A dança tem um forte poder na comunidade, trazendo assim uma mensagem de “devolver mais humanidade”, a diretora artística acredita que “funciona quase como um espelho de nós próprios. E ao revermos através do gesto expressivo, simbólico e artístico, permite-nos criar uma dimensão ética com o outro. E é isso que o mundo precisa neste momento. É olharmos o outro”.
Uma música inspirada na Lua
A sinfonia única que se faz ouvir ao longo da performance tem como instrumento, o saxofone, dominado por Henrique Portovedo e a mesa de som regida por José Alberto Gomes. A música, composta exclusivamente para este espetáculo, traz consigo sensações que só quem assiste sente. José Alberto Gomes é o compositor da canção, também chamada “IO”, diz que esta melodia “é uma referência à lua”, pois este também é o nome de uma das quatro grandes luas de Júpiter que, apesar de estar localizada numa região gélida, caracteriza-se por ser o local com maior atividade vulcânica do Sistema Solar. Sendo assim, a lua é “uma referência a este ambiente que temos distante, estéreo, mas também com muita atividade”, deste modo o som transmite sensações que nos fazem sentir num ambiente espacial.

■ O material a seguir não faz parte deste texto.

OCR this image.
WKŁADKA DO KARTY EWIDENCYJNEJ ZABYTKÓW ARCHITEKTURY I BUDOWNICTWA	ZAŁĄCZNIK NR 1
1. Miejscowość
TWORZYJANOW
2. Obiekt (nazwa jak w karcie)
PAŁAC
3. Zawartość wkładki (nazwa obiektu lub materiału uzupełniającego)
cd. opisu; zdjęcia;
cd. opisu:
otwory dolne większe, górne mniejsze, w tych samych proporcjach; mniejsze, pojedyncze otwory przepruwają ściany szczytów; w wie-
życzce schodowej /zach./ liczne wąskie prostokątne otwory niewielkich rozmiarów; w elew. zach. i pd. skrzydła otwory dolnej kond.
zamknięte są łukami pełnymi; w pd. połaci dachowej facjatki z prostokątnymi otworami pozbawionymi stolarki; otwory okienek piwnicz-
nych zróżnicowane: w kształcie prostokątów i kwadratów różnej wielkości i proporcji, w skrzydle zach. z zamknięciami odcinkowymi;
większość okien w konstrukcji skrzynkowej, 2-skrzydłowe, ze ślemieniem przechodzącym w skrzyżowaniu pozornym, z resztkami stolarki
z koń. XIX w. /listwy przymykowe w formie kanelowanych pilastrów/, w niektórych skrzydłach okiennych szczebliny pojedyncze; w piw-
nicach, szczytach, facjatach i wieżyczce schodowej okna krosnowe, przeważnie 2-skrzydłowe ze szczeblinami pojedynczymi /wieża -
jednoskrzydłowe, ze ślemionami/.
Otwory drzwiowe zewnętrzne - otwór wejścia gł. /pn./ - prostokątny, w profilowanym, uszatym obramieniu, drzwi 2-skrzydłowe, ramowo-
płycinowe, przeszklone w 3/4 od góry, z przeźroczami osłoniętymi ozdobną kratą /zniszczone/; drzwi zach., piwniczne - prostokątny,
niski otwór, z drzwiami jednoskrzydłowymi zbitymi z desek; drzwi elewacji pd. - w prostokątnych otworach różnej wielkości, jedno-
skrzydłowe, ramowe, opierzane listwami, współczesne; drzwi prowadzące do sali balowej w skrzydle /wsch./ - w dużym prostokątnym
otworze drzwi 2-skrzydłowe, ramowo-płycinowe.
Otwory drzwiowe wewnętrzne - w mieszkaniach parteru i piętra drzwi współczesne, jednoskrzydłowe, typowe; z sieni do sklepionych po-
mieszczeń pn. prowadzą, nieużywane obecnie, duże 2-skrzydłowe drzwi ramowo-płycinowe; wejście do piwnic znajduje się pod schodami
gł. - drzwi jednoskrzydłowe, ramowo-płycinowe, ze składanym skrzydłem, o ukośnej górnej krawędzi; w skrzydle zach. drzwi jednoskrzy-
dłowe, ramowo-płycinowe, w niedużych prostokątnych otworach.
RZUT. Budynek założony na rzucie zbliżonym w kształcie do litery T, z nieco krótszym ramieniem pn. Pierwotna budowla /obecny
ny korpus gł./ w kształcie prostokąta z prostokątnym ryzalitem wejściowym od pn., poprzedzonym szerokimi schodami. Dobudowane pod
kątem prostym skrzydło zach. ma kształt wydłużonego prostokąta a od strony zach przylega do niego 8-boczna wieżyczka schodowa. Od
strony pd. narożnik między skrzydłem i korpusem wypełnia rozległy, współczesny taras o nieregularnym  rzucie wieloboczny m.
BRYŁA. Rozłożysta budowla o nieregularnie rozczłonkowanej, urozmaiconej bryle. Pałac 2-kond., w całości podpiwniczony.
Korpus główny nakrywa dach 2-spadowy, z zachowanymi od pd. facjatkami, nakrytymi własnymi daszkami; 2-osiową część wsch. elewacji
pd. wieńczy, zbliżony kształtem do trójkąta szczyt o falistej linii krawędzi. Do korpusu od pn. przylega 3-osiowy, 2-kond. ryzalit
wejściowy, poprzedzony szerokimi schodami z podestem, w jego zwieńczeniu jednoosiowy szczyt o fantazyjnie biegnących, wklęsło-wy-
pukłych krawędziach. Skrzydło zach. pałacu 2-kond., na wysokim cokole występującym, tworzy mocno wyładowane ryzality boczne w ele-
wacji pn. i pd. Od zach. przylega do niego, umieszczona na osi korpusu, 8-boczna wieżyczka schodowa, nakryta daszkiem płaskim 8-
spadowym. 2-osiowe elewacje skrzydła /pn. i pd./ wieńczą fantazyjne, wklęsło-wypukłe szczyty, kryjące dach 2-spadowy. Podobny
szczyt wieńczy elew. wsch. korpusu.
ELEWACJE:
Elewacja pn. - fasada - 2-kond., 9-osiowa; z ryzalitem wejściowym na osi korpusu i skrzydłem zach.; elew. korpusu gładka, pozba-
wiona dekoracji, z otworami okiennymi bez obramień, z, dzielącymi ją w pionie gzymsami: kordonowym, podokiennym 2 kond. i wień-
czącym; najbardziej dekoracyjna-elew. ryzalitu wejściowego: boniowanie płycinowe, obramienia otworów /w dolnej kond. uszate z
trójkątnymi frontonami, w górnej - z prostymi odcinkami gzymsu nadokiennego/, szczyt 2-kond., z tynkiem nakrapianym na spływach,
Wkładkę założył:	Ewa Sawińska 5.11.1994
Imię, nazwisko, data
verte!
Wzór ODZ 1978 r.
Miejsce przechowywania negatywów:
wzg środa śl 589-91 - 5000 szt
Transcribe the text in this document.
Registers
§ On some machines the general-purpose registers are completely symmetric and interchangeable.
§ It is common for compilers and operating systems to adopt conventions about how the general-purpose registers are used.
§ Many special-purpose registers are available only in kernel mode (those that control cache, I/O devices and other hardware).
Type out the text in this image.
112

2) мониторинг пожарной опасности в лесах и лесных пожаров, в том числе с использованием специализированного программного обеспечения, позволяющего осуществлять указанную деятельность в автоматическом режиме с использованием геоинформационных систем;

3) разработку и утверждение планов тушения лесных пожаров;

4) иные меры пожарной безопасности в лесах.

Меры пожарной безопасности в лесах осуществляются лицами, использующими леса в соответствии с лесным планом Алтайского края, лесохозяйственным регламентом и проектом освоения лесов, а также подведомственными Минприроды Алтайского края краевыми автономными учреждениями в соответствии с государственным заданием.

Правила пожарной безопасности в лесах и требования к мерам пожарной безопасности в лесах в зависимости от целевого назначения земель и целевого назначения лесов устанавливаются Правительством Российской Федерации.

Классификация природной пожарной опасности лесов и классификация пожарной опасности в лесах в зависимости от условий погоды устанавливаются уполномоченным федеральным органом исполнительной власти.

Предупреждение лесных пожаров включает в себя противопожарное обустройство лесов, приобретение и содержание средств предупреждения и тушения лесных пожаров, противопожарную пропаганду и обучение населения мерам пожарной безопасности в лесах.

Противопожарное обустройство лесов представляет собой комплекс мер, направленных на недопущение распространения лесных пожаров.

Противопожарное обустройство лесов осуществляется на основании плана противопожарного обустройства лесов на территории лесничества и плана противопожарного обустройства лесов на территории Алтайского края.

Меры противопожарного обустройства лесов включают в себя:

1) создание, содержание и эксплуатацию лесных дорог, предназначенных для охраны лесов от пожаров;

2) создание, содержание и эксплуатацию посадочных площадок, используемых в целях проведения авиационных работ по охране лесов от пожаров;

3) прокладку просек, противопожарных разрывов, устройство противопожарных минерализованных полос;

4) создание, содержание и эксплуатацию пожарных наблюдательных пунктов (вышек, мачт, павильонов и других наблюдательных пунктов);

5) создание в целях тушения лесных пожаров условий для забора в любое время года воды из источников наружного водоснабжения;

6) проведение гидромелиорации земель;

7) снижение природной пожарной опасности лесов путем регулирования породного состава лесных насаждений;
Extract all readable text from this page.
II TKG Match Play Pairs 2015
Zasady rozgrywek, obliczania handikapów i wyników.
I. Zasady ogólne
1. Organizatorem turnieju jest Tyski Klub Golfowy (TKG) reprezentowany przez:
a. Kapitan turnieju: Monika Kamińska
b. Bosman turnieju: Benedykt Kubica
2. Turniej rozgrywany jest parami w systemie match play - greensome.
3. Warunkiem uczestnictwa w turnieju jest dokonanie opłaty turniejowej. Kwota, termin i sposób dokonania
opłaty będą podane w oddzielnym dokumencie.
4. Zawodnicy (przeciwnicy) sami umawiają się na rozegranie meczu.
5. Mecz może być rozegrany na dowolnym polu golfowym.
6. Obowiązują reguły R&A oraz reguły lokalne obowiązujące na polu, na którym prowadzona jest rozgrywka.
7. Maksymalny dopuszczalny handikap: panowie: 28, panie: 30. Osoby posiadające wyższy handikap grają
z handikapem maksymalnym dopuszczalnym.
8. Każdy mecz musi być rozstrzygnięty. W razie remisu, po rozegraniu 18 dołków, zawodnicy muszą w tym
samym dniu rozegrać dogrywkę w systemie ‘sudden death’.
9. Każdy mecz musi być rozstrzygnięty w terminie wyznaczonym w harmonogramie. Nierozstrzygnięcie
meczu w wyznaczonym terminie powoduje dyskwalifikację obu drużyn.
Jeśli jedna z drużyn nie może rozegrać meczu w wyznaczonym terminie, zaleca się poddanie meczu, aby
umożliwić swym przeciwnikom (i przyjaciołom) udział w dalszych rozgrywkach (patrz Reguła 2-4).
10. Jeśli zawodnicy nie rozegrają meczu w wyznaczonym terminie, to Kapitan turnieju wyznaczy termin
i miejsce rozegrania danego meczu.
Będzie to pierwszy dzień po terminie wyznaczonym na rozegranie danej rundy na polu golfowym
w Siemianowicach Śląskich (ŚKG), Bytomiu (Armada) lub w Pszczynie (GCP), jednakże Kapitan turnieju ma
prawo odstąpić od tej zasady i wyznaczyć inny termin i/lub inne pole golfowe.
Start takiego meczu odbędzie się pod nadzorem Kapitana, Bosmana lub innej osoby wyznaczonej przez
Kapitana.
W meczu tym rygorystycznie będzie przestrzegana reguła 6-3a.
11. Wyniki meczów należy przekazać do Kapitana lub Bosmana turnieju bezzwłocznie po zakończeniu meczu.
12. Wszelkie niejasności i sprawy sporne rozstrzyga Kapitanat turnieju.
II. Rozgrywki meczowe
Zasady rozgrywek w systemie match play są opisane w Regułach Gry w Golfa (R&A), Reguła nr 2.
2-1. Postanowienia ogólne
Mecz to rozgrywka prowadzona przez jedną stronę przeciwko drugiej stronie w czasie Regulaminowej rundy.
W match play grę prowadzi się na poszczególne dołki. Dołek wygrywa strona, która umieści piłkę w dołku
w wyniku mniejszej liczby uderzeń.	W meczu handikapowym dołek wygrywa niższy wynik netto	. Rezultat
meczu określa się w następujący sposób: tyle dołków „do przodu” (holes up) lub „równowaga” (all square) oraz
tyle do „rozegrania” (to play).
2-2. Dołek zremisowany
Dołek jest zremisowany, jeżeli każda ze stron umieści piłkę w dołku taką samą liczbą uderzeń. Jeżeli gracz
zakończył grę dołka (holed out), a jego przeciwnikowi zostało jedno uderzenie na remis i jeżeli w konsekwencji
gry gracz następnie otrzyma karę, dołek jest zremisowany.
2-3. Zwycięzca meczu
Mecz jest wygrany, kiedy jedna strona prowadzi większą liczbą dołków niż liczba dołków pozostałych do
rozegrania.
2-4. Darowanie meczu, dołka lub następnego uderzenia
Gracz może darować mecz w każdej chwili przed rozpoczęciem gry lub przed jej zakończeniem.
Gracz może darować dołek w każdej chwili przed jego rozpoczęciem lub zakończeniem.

Museu Nacional Soares dos Reis como palco de dança
O ritmo da música vai aumentando, o respirar dos bailarinos faz-se sentir na sala, juntamente com o silêncio de quem assiste ao espetáculo. Uma das espectadoras é Teresa Brito, que se mostra bastante satisfeita com o que acaba de ver. O Museu Nacional Soares dos Reis serviu de palco para este espetáculo cheio de criatividade e emoções. A espectadora manifesta o seu agrado com esta iniciativa, afirmando que estas fazem fomentar a cultura no Porto e que é uma forma de as pessoas “começarem a conhecer ou tomarem contato com a dança”. Acredita que esta é uma forma de valorizar a dança e de demonstrar que na cultura há espaço para esta arte. E, por fim, diz-nos que “a cultura é essencial para sempre na sociedade”.